11 FEBRUARI 1988. - Koninklijk besluit betreffende sommige door een religieuze ritus voorgeschreven slachtingen. (NOTA : opgeheven voor het Waalse Gewest bij BWG2021-07-08/17, art. 15, 005; Inwerkingtreding : 06-08-2021) (NOTE : Consultation des versions antérieures à partir du 01-03-1988 et mis à jour au 04-04-1998)(NOTA : Raadpleging van vroegere versies vanaf 22-04-1988 en tekstbijwerking tot 27-07-2021)
Art. 1-2
Art. 2 WAALS GEWEST
Art. 3
Artikel 1. De door een religieuze ritus voorgeschreven slachtingen van runderen, schapen en geiten mogen slechts in een openbaar slachthuis of in (een particulier slachthuis) (of in inrichtingen erkend door de Minister tot wiens bevoegdheid de landbouw behoort na overleg met de Minister tot wiens bevoegdheid de volksgezondheid) plaatsvinden. <KB 1988-04-12/33, art. 1, 002; Inwerkingtreding : 11-03-1988> <KB 1998-03-25/31, art. 1, 003; Inwerkingtreding : 14-04-1998>
Art.2. § 1. Slachten voorgeschreven door een religieuze ritus mag slechts geschieden:
1° wat de Israëlitische ritus betreft: door offeraars die daartoe door het Centraal Israëlitisch Consistorie van België zijn gemachtigd;
2° wat de Islamitische ritus betreft: door offeraars die daartoe door het representatief orgaan van de Islamieten in België zijn gemachtigd.

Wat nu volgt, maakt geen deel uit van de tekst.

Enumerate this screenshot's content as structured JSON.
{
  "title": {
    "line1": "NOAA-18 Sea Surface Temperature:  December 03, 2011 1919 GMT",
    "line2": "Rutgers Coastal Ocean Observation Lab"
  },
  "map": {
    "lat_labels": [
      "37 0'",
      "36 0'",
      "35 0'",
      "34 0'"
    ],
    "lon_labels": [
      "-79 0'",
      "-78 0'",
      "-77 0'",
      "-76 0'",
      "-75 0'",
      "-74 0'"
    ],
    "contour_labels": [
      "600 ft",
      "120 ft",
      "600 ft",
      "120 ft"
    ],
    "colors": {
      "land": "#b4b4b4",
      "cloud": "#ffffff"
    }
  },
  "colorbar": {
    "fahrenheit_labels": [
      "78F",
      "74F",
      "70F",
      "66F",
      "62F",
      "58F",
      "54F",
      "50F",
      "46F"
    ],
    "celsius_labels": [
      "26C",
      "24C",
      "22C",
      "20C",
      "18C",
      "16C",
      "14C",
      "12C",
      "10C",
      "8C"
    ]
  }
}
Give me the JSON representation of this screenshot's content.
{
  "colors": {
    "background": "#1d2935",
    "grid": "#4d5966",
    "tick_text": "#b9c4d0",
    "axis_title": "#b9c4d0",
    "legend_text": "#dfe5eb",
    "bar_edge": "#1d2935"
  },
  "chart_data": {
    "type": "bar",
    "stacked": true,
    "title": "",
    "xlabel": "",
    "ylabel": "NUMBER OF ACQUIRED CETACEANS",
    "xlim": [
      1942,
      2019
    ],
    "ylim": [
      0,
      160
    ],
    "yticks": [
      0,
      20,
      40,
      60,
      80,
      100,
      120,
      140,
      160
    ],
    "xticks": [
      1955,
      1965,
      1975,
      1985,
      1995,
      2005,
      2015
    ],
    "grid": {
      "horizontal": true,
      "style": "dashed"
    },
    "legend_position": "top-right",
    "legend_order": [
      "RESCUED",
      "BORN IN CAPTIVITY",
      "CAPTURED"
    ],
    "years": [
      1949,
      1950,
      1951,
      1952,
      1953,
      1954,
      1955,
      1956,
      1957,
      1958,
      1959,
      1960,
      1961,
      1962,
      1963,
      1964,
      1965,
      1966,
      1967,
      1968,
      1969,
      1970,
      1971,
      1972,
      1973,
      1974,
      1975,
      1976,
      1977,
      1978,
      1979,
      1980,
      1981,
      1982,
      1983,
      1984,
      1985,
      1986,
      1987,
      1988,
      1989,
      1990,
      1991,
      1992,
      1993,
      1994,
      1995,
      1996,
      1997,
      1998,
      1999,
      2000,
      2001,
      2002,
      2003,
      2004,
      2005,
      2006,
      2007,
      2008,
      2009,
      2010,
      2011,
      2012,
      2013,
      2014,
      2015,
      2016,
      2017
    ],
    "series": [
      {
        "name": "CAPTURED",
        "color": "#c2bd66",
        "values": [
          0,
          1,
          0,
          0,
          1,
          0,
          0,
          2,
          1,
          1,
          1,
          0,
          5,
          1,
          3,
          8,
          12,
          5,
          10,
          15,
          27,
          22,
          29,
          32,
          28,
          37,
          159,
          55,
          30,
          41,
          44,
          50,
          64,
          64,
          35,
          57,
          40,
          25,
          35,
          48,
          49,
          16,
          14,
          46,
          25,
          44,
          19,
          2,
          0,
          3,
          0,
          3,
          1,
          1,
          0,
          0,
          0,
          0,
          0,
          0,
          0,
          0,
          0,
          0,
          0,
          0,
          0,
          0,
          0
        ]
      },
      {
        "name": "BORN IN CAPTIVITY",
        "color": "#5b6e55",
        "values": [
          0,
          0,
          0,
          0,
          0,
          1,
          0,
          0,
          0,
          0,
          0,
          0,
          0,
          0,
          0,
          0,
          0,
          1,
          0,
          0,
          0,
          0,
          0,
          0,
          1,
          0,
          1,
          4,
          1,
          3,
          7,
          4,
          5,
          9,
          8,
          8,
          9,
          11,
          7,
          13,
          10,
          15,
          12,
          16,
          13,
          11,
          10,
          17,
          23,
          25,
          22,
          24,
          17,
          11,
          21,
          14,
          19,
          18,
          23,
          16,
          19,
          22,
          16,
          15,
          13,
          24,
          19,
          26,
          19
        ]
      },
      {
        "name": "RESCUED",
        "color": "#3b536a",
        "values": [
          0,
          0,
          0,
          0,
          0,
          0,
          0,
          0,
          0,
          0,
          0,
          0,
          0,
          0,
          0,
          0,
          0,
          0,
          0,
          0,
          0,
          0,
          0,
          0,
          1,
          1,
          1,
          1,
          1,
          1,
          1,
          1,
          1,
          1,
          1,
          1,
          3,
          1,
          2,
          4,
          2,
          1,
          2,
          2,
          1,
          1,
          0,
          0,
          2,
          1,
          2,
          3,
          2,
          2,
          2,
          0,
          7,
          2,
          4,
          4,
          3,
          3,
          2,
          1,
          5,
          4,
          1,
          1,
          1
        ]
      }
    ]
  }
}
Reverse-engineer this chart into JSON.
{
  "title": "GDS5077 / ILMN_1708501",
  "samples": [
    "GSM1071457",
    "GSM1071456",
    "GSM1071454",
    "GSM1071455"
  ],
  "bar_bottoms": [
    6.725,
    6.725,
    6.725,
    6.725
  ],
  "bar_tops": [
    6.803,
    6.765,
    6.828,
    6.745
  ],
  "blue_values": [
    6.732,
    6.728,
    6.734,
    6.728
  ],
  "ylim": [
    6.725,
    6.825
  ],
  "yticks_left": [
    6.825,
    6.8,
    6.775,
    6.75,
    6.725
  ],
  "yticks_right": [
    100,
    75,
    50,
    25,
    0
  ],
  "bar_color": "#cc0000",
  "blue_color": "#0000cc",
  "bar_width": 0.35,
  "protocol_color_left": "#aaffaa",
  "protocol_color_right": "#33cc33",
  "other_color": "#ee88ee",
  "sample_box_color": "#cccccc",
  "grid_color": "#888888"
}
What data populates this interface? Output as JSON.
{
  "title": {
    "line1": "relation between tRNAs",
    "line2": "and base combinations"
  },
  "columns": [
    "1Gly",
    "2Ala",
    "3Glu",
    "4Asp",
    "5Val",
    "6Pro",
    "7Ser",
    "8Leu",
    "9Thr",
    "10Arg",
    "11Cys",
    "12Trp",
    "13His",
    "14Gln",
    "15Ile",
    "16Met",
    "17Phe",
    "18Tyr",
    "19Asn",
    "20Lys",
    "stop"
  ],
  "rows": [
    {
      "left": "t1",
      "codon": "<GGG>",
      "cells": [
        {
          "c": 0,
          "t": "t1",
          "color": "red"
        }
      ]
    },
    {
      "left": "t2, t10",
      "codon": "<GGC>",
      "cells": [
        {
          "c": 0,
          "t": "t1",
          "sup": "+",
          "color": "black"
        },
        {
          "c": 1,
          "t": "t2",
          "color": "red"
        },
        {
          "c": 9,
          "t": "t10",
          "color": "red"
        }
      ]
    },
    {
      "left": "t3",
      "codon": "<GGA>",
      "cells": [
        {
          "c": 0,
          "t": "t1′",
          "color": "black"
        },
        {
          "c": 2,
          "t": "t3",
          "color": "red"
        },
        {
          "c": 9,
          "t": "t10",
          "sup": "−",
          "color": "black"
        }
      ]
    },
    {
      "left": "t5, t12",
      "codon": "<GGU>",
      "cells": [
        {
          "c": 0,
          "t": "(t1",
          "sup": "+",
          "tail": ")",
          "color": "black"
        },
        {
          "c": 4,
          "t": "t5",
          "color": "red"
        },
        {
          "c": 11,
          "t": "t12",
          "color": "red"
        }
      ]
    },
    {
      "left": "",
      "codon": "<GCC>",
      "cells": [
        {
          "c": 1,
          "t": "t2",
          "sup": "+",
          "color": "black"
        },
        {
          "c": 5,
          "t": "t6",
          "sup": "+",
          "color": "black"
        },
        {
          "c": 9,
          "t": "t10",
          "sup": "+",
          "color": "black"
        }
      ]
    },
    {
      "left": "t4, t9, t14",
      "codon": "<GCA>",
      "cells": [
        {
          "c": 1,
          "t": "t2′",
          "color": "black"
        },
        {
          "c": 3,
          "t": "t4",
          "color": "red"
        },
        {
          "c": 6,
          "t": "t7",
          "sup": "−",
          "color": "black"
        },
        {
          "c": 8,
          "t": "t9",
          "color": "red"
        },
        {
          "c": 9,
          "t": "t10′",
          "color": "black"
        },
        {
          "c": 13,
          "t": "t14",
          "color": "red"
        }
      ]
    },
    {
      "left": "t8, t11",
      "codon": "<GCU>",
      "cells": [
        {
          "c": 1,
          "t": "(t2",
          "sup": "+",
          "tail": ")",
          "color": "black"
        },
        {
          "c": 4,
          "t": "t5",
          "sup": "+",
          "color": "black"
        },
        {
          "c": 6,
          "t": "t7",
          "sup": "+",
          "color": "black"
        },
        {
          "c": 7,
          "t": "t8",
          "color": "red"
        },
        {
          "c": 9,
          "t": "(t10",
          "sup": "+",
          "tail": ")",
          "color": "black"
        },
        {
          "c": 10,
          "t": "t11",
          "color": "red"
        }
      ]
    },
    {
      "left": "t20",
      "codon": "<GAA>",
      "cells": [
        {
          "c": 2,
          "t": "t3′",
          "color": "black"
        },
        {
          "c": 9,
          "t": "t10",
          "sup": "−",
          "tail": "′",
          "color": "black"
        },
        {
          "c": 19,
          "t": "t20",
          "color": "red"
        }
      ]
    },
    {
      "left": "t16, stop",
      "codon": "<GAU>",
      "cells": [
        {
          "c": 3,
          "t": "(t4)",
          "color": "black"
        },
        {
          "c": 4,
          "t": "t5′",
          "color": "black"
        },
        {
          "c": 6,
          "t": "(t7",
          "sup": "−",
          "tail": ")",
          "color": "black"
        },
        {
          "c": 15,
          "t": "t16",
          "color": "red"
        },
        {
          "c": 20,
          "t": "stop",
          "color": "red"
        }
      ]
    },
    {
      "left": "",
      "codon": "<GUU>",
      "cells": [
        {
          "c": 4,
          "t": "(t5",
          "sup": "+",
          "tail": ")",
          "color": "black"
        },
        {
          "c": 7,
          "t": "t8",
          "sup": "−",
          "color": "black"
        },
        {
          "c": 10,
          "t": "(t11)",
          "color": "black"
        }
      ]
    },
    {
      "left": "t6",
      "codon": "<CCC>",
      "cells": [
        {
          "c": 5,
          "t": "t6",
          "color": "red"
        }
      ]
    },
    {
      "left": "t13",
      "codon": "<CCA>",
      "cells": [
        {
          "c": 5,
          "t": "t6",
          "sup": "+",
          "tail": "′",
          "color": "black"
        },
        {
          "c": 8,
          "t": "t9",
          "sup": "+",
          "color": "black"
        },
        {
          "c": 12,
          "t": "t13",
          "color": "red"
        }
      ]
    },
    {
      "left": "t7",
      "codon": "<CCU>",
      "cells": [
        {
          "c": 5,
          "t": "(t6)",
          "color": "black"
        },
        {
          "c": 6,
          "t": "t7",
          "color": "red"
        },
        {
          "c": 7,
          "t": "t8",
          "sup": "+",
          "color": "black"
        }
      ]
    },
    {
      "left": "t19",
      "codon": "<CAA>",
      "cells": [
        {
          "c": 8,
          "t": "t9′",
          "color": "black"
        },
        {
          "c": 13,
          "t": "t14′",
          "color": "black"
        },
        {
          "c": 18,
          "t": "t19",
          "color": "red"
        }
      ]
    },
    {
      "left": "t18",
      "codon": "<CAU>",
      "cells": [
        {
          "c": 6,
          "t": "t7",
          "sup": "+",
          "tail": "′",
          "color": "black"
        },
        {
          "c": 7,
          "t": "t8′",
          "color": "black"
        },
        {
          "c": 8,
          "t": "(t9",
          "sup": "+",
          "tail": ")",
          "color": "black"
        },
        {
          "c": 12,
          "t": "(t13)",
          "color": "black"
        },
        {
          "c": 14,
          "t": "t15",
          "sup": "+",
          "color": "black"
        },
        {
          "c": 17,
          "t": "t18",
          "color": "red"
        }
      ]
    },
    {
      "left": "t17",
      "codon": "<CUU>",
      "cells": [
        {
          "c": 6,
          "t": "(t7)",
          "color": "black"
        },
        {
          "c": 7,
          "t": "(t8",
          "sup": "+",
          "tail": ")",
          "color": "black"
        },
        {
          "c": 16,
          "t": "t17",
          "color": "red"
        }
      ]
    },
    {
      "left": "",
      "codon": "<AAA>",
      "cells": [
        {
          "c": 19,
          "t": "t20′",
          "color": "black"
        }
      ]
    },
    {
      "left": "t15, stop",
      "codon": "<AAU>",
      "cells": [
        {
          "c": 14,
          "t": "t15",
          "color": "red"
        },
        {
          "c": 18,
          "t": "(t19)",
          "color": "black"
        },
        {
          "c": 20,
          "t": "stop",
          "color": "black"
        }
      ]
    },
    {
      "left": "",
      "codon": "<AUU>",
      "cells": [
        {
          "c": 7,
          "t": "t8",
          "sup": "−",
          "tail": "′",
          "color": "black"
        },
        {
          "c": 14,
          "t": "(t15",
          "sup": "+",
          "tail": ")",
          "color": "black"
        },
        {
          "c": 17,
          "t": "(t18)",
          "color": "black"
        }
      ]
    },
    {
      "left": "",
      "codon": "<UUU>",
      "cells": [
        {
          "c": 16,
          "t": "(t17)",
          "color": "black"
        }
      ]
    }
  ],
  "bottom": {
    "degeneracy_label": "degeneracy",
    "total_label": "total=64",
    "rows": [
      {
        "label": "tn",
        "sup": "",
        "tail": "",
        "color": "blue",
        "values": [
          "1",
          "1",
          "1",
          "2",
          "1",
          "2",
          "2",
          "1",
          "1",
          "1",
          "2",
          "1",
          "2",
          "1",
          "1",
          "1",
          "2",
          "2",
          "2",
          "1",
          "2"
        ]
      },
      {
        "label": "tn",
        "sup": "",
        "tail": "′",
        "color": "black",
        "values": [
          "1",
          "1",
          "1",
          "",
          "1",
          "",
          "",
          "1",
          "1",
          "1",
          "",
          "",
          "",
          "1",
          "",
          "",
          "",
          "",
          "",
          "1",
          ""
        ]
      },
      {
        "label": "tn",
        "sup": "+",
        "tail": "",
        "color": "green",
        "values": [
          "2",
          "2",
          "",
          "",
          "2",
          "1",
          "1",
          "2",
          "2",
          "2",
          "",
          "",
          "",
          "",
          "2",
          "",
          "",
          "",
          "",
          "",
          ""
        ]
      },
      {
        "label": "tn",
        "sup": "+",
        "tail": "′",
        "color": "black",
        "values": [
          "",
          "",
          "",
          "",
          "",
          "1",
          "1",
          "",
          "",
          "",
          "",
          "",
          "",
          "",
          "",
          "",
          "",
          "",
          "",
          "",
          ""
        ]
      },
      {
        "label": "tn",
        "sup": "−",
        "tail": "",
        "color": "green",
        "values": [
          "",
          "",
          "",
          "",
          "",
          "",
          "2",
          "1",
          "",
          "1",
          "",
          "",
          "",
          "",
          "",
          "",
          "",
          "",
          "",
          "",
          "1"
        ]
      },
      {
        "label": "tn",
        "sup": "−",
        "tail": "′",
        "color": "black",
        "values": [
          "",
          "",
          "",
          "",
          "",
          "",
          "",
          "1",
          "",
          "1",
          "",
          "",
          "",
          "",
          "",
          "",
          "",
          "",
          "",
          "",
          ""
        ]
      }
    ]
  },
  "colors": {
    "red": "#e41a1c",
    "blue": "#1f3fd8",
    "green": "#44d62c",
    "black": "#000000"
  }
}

§ 2. De machtiging moet blijken uit een gedateerd en ondertekend document dat moet worden vertoond telkens als daarom wordt verzocht door een persoon bedoeld in artikel 34, eerste lid, van de wet van 14 augustus 1986 betreffende de bescherming en het welzijn der dieren.
Dat document is geldig gedurende drie jaar en kan worden vernieuwd.
Art. 2_WAALS_GEWEST. § 1. [1 Slachten voorgeschreven door een religieuze ritus mag slechts geschieden : 1° wat de Israëlitische ritus betreft : door offeraars die officieel daartoe gemachtigd zijn door het Centraal Israëlitisch Consistorie van België of door offeraars, officieel gemachtigd door andere lidstaten van de Europese Unie; 2° wat de Islamitische ritus betreft : door offeraars die officieel daartoe gemachtigd zijn door het representatief orgaan van de Islamieten in België of door offeraars, officieel gemachtigd door andere lidstaten van de Europese Unie.]1 § 2. De machtiging moet blijken uit een gedateerd en ondertekend document dat moet worden vertoond telkens als daarom wordt verzocht door een persoon bedoeld in artikel 34, eerste lid, van de wet van 14 augustus 1986 betreffende de bescherming en het welzijn der dieren. Dat document is geldig gedurende drie jaar en kan worden vernieuwd.
----------
(1)<BWG 2016-08-18/02, art. 1, 004; Inwerkingtreding : 10-09-2016>
Art. 3. Onze Minister van Justitie, Onze Minister van Buitenlandse Betrekkingen en Onze Staatssecretaris voor Landbouw zijn, ieder wat hem betreft, belast met de uitvoering van dit besluit.